02 de 32Afropithèque
Le crâne d'Afropithecus. Wikimédia Commons
Bien que célèbre, Afropithecus n'est pas aussi bien attesté que d'autres hominidés ancestraux; on sait par ses dents éparses qu'il se nourrissait de fruits coriaces et de graines, et il semble avoir marché comme un singe (sur quatre pattes) plutôt que comme un singe (sur deux pattes). Voirun profil détaillé d'Afropithecus
03 de 32Archéoindris
Archéoindris. Wikimédia Commons
Nom:
Archaeoindris (grec pour « ancien indri », d'après un lémurien vivant de Madagascar) ; prononcé ARK-oh-inn-driss
Habitat:
Forêts de Magadascar
Epoque historique :
Pléistocène-Moderne (il y a 2 millions à 2 000 ans)
Taille et poids :
Environ cinq pieds de haut et 400-500 livres
Diète:
Végétaux
Caractéristiques distinctives:
Grande taille; membres antérieurs plus longs que postérieurs
Eloignée comme elle l'était du courant dominant de l'évolution africaine, l'île de Madagascar a connu d'étranges mammifères mégafaune pendant le pléistocène époque. Un bon exemple est le primate préhistorique Archaeoindris, un lémurien de la taille d'un gorille (nommé d'après l'indri moderne de Madagascar) qui se comportait un peu comme un paresseux envahi par la végétation, et est en fait souvent appelé le « lémurien paresseux ». À en juger par sa carrure trapue et ses longs membres antérieurs, Archaeoindris passait la plupart de son temps à grimper lentement aux arbres et à grignoter la végétation, et sa masse de 500 livres l'aurait rendu relativement à l'abri de la prédation (au moins tant qu'il est resté hors du sol) .

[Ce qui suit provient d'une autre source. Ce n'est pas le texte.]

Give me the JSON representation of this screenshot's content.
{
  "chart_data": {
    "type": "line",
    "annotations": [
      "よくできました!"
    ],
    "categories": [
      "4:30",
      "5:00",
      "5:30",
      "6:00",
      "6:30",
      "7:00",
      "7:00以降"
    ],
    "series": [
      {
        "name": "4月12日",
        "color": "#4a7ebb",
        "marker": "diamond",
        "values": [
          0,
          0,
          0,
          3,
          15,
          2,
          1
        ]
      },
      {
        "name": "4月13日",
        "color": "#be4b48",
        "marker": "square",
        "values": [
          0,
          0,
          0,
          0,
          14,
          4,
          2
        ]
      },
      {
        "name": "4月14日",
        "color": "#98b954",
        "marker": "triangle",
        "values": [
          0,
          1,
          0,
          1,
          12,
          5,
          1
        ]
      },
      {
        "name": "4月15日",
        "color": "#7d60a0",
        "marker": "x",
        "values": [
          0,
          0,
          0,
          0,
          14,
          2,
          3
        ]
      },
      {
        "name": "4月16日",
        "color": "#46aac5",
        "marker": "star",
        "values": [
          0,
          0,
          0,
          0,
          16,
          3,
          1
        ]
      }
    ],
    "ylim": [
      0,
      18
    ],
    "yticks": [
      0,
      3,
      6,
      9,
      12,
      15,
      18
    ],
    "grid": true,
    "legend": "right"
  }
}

04 de 32Nous sommes des archéologues
Nous sommes des archéologues. Wikimédia Commons
Nom:
Archaeolemur (grec pour «ancien lémurien»); prononcé ARK-ay-oh-lee-more
Habitat:
Plaines de Madagascar
Epoque historique :
Pléistocène-Moderne (il y a 2 millions à 1 000 ans)
Taille et poids :
Environ trois pieds de long et 25-30 livres
Diète:
Plantes, graines et fruits
Caractéristiques distinctives:
Longue queue; tronc large; incisives proéminentes
Archaeolemur était le dernier des 'lémuriens singes' de Madagascar à disparaître, succombant aux changements environnementaux (et à l'empiètement des colons humains) il y a seulement environ mille ans - quelques centaines d'années après son parent le plus proche, Hadropithecus. Comme Hadropithecus, Archaeolemur semble avoir été construit principalement pour vivre dans les plaines, avec de grandes incisives capables de casser les graines dures et les noix qu'il a trouvées sur les prairies ouvertes. Les paléontologues ont mis au jour de nombreux spécimens d'Archaeolemur, signe que ce primate préhistorique était particulièrement bien adaptée à son écosystème insulaire.
05 de 32Archicebus
Archicebus. Xijun Ni
Nom:
Archicebus (grec pour 'ancien singe'); prononcé ARK-ih-SEE-bus
Habitat:
Forêts d'Asie
Epoque historique :
Début de l'Éocène (il y a 55 millions d'années)
Taille et poids :
Quelques pouces de long et quelques onces
Diète:
Insectes
Caractéristiques distinctives:
Taille minuscule; grands yeux
Pendant des décennies, les biologistes de l'évolution ont su que les premiers primates étaient de petits mammifères ressemblant à des souris qui se précipitaient sur les hautes branches des arbres (pour mieux éviter la plus grande mégafaune mammifère du début de l'ère cénozoïque). Maintenant, une équipe de paléontologues a identifié ce qui semble être le plus ancien vrai primate dans les archives fossiles : Archicebus, un petit paquet de fourrure aux grands yeux qui vivait dans la nature sauvage d'Asie il y a environ 55 millions d'années, seulement 10 millions d'années après les dinosaures ont disparu.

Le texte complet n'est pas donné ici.